Falsely accusing people of faking their suffering has become “one of the most predictable disinformation tactics” in a crisis, says Mike Caulfield, who studies fake news online at the university’s Center for an Informed Public of Washington.
These stories have multiplied with the war between Israel and Hamas. Some of the most viral posts targeting war-affected Gazans have used the term “Pallywood,” a derogatory term that mixes “Palestine” and “Hollywood.”
“This trend arose in the early days of the war, when a video revealed the so-called ‘behind the scenes’ of a film set and claimed that Palestinians were making wounds there,” said Yotam Frost of the Israeli disinformation monitoring organization FakeReporter.
False narratives are also being invented to defame Israelis, he says.
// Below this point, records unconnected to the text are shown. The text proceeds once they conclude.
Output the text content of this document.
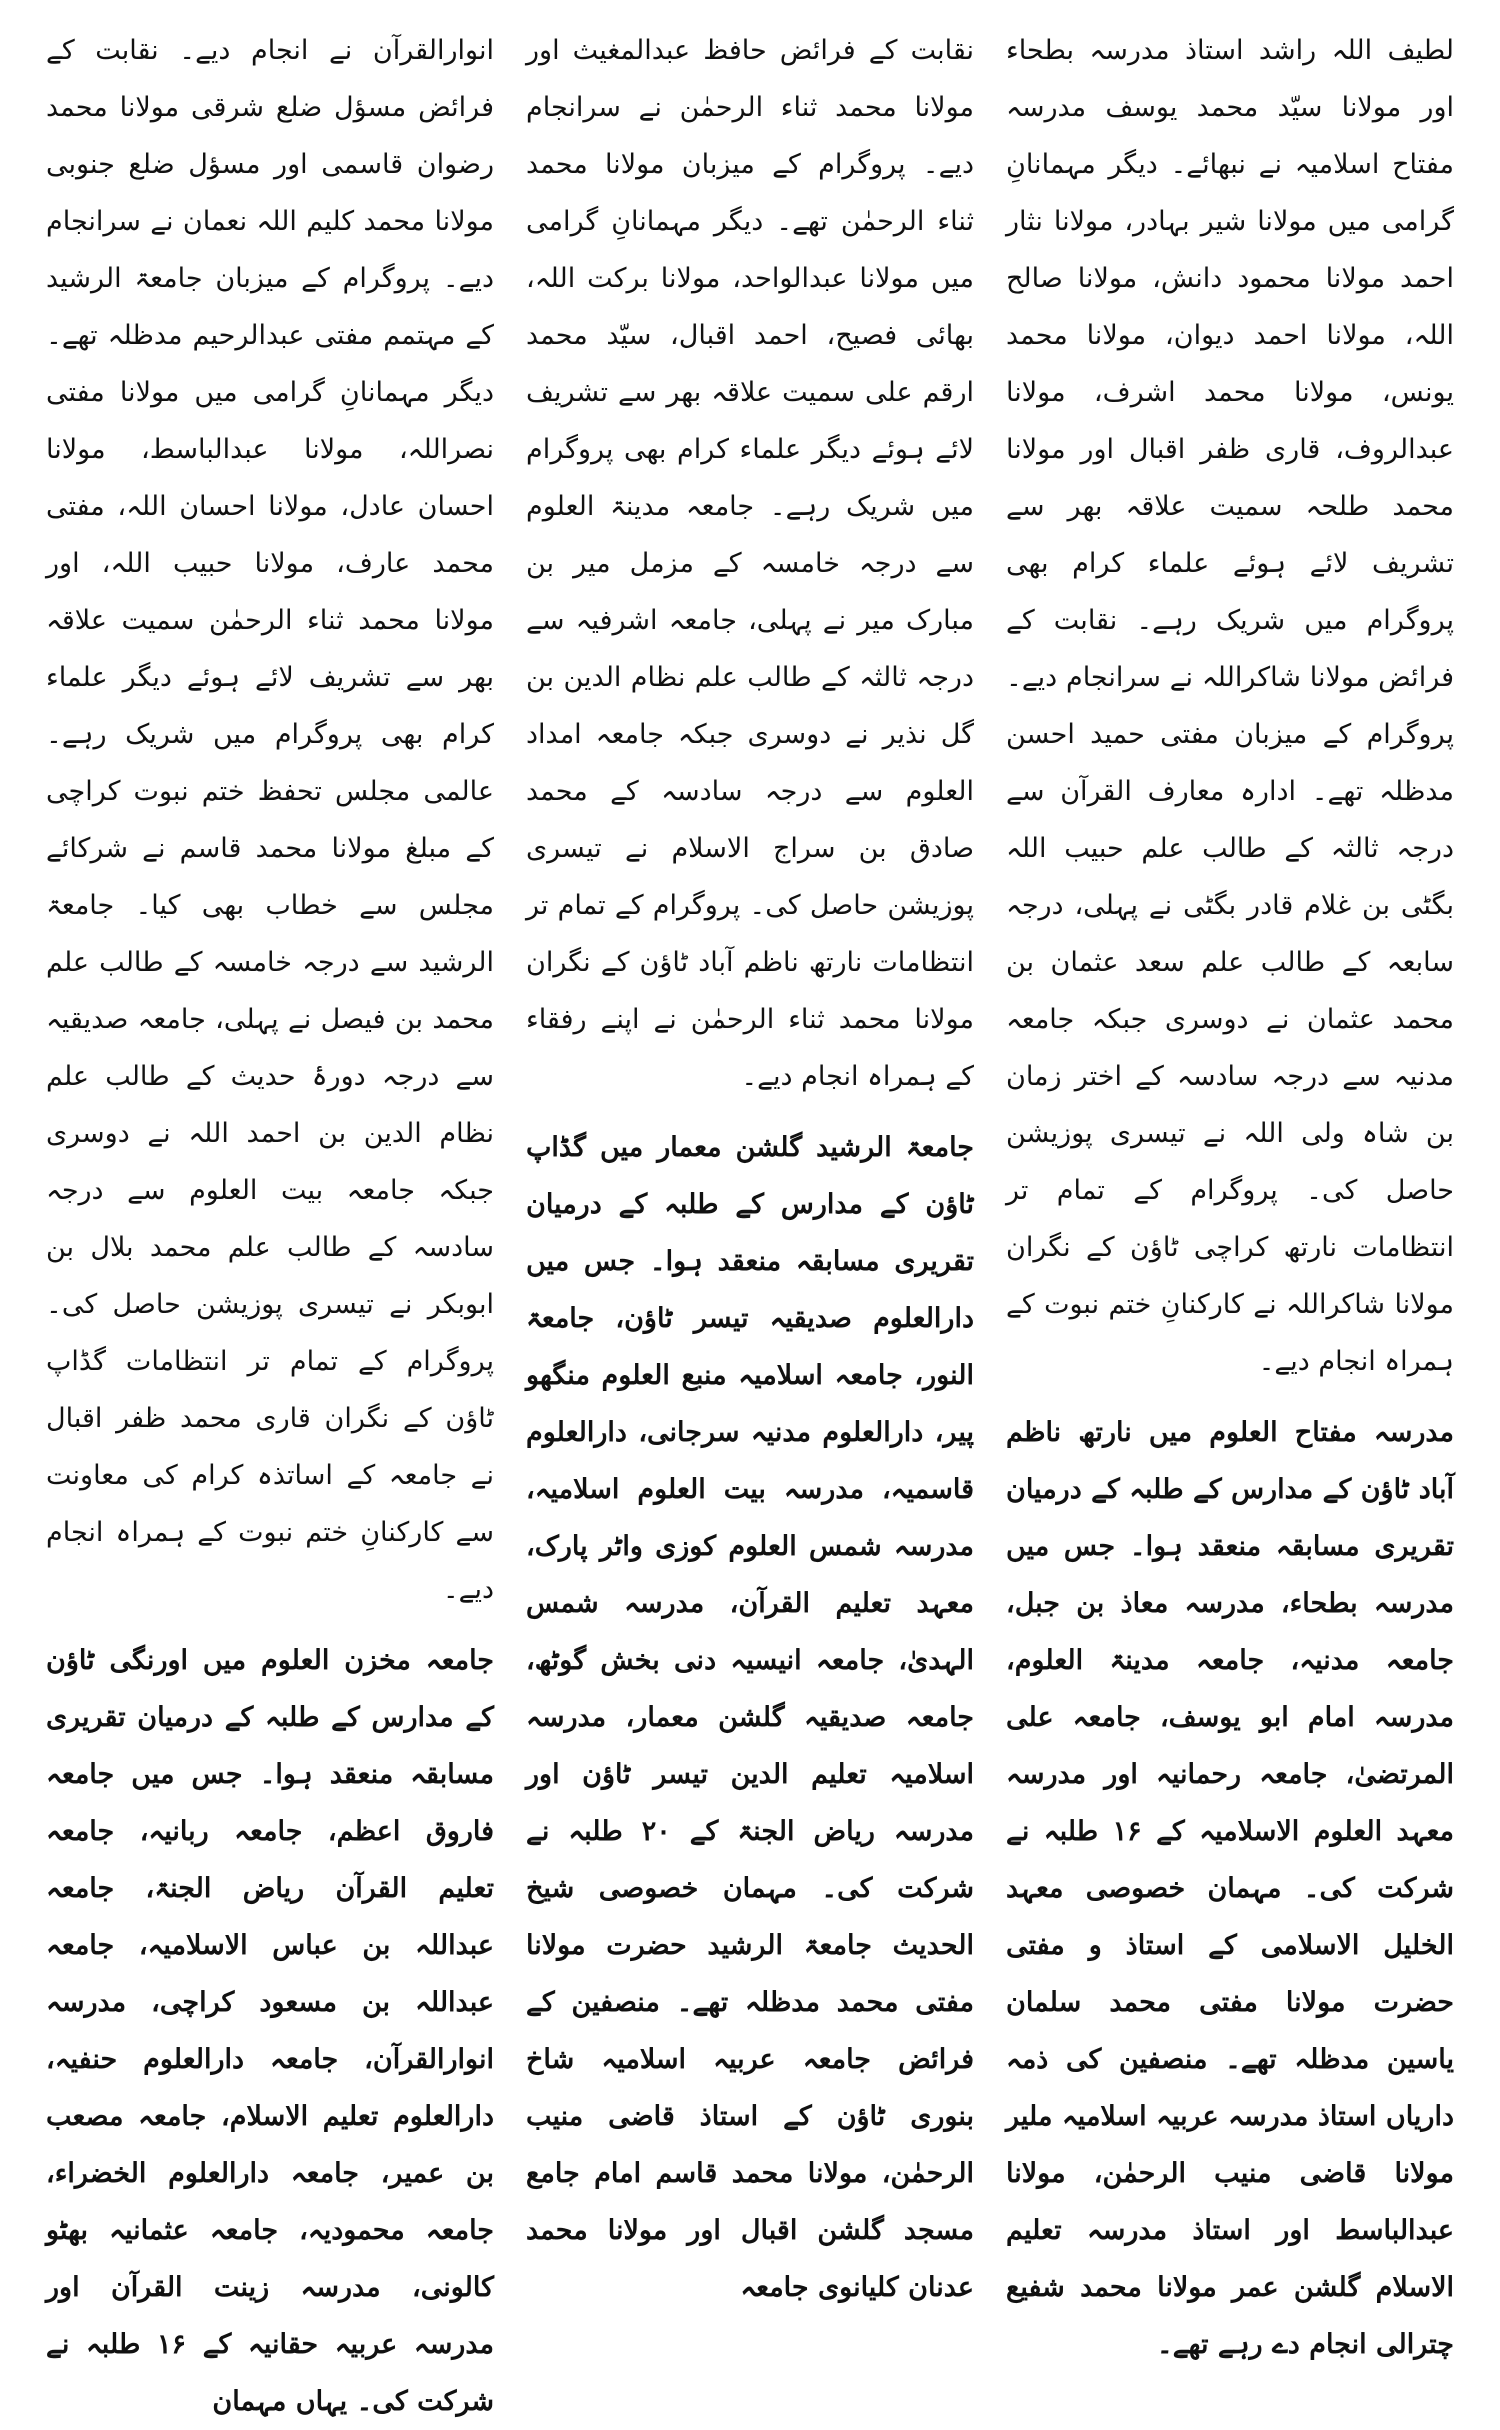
لطیف اللہ راشد استاذ مدرسہ بطحاء اور مولانا سیّد محمد یوسف مدرسہ مفتاح اسلامیہ نے نبھائے۔ دیگر مہمانانِ گرامی میں مولانا شیر بہادر، مولانا نثار احمد مولانا محمود دانش، مولانا صالح اللہ، مولانا احمد دیوان، مولانا محمد یونس، مولانا محمد اشرف، مولانا عبدالروف، قاری ظفر اقبال اور مولانا محمد طلحہ سمیت علاقہ بھر سے تشریف لائے ہوئے علماء کرام بھی پروگرام میں شریک رہے۔ نقابت کے فرائض مولانا شاکراللہ نے سرانجام دیے۔ پروگرام کے میزبان مفتی حمید احسن مدظلہ تھے۔ ادارہ معارف القرآن سے درجہ ثالثہ کے طالب علم حبیب اللہ بگٹی بن غلام قادر بگٹی نے پہلی، درجہ سابعہ کے طالب علم سعد عثمان بن محمد عثمان نے دوسری جبکہ جامعہ مدنیہ سے درجہ سادسہ کے اختر زمان بن شاہ ولی اللہ نے تیسری پوزیشن حاصل کی۔ پروگرام کے تمام تر انتظامات نارتھ کراچی ٹاؤن کے نگران مولانا شاکراللہ نے کارکنانِ ختم نبوت کے ہمراہ انجام دیے۔

مدرسہ مفتاح العلوم میں نارتھ ناظم آباد ٹاؤن کے مدارس کے طلبہ کے درمیان تقریری مسابقہ منعقد ہوا۔ جس میں مدرسہ بطحاء، مدرسہ معاذ بن جبل، جامعہ مدنیہ، جامعہ مدینۃ العلوم، مدرسہ امام ابو یوسف، جامعہ علی المرتضیٰ، جامعہ رحمانیہ اور مدرسہ معہد العلوم الاسلامیہ کے ۱۶ طلبہ نے شرکت کی۔ مہمان خصوصی معہد الخلیل الاسلامی کے استاذ و مفتی حضرت مولانا مفتی محمد سلمان یاسین مدظلہ تھے۔ منصفین کی ذمہ داریاں استاذ مدرسہ عربیہ اسلامیہ ملیر مولانا قاضی منیب الرحمٰن، مولانا عبدالباسط اور استاذ مدرسہ تعلیم الاسلام گلشن عمر مولانا محمد شفیع چترالی انجام دے رہے تھے۔

نقابت کے فرائض حافظ عبدالمغیث اور مولانا محمد ثناء الرحمٰن نے سرانجام دیے۔ پروگرام کے میزبان مولانا محمد ثناء الرحمٰن تھے۔ دیگر مہمانانِ گرامی میں مولانا عبدالواحد، مولانا برکت اللہ، بھائی فصیح، احمد اقبال، سیّد محمد ارقم علی سمیت علاقہ بھر سے تشریف لائے ہوئے دیگر علماء کرام بھی پروگرام میں شریک رہے۔ جامعہ مدینۃ العلوم سے درجہ خامسہ کے مزمل میر بن مبارک میر نے پہلی، جامعہ اشرفیہ سے درجہ ثالثہ کے طالب علم نظام الدین بن گل نذیر نے دوسری جبکہ جامعہ امداد العلوم سے درجہ سادسہ کے محمد صادق بن سراج الاسلام نے تیسری پوزیشن حاصل کی۔ پروگرام کے تمام تر انتظامات نارتھ ناظم آباد ٹاؤن کے نگران مولانا محمد ثناء الرحمٰن نے اپنے رفقاء کے ہمراہ انجام دیے۔

جامعۃ الرشید گلشن معمار میں گڈاپ ٹاؤن کے مدارس کے طلبہ کے درمیان تقریری مسابقہ منعقد ہوا۔ جس میں دارالعلوم صدیقیہ تیسر ٹاؤن، جامعۃ النور، جامعہ اسلامیہ منبع العلوم منگھو پیر، دارالعلوم مدنیہ سرجانی، دارالعلوم قاسمیہ، مدرسہ بیت العلوم اسلامیہ، مدرسہ شمس العلوم کوزی واٹر پارک، معہد تعلیم القرآن، مدرسہ شمس الہدیٰ، جامعہ انیسیہ دنی بخش گوٹھ، جامعہ صدیقیہ گلشن معمار، مدرسہ اسلامیہ تعلیم الدین تیسر ٹاؤن اور مدرسہ ریاض الجنۃ کے ۲۰ طلبہ نے شرکت کی۔ مہمان خصوصی شیخ الحدیث جامعۃ الرشید حضرت مولانا مفتی محمد مدظلہ تھے۔ منصفین کے فرائض جامعہ عربیہ اسلامیہ شاخ بنوری ٹاؤن کے استاذ قاضی منیب الرحمٰن، مولانا محمد قاسم امام جامع مسجد گلشن اقبال اور مولانا محمد عدنان کلیانوی جامعہ

انوارالقرآن نے انجام دیے۔ نقابت کے فرائض مسؤل ضلع شرقی مولانا محمد رضوان قاسمی اور مسؤل ضلع جنوبی مولانا محمد کلیم اللہ نعمان نے سرانجام دیے۔ پروگرام کے میزبان جامعۃ الرشید کے مہتمم مفتی عبدالرحیم مدظلہ تھے۔ دیگر مہمانانِ گرامی میں مولانا مفتی نصراللہ، مولانا عبدالباسط، مولانا احسان عادل، مولانا احسان اللہ، مفتی محمد عارف، مولانا حبیب اللہ، اور مولانا محمد ثناء الرحمٰن سمیت علاقہ بھر سے تشریف لائے ہوئے دیگر علماء کرام بھی پروگرام میں شریک رہے۔ عالمی مجلس تحفظ ختم نبوت کراچی کے مبلغ مولانا محمد قاسم نے شرکائے مجلس سے خطاب بھی کیا۔ جامعۃ الرشید سے درجہ خامسہ کے طالب علم محمد بن فیصل نے پہلی، جامعہ صدیقیہ سے درجہ دورۂ حدیث کے طالب علم نظام الدین بن احمد اللہ نے دوسری جبکہ جامعہ بیت العلوم سے درجہ سادسہ کے طالب علم محمد بلال بن ابوبکر نے تیسری پوزیشن حاصل کی۔ پروگرام کے تمام تر انتظامات گڈاپ ٹاؤن کے نگران قاری محمد ظفر اقبال نے جامعہ کے اساتذہ کرام کی معاونت سے کارکنانِ ختم نبوت کے ہمراہ انجام دیے۔

جامعہ مخزن العلوم میں اورنگی ٹاؤن کے مدارس کے طلبہ کے درمیان تقریری مسابقہ منعقد ہوا۔ جس میں جامعہ فاروق اعظم، جامعہ ربانیہ، جامعہ تعلیم القرآن ریاض الجنۃ، جامعہ عبداللہ بن عباس الاسلامیہ، جامعہ عبداللہ بن مسعود کراچی، مدرسہ انوارالقرآن، جامعہ دارالعلوم حنفیہ، دارالعلوم تعلیم الاسلام، جامعہ مصعب بن عمیر، جامعہ دارالعلوم الخضراء، جامعہ محمودیہ، جامعہ عثمانیہ بھٹو کالونی، مدرسہ زینت القرآن اور مدرسہ عربیہ حقانیہ کے ۱۶ طلبہ نے شرکت کی۔ یہاں مہمان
AFP fact-checkers have rejected numerous claims that photos were attached and were misused because they were taken at different times and locations.
Official Israeli reports on X, including embassies, falsely claimed that a video of a dead Palestinian child actually showed nothing more than a doll wrapped in cloth. Other reports incorrectly presented footage from a 2013 protest in Egypt and a funeral preparation class in Malaysia in which Palestinians staged their own deaths.
“Dehumanizing”
“It’s a series of recipes: find a few photos of people who look similar, or watch videos and find something that you can pretend a war is staged,” Mr. Caulfield points out.
These stories “often take the worst moment in a parent or partner’s life – the loss of a loved one – and turn it into a circus. It’s cruel and exploitative,” he said.
After more than a month of war, Israeli bombings in the Gaza Strip have killed a total of 11,240 people, mostly civilians, including 4,630 children, according to the Hamas Health Ministry.
On the Israeli side, around 1,200 people were killed, according to authorities, the vast majority civilians, killed on October 7, the day of the Hamas attack on Israel, which was of unprecedented scale and violence since Israel’s founding in 1948.
By overshadowing the facts reported by people on the ground, these disinformation strategies polarize public opinion and incite violence.
“If we believe that these deaths are staged, we become more desensitized – or skeptical – about the atrocities of war,” warns Alessandro Accorsi, an analyst at the International Crisis Group.
In addition to this “very dehumanizing” aspect, these actions aim to “sow doubt about civilian deaths in general and rally support for more violence and attacks,” he emphasizes.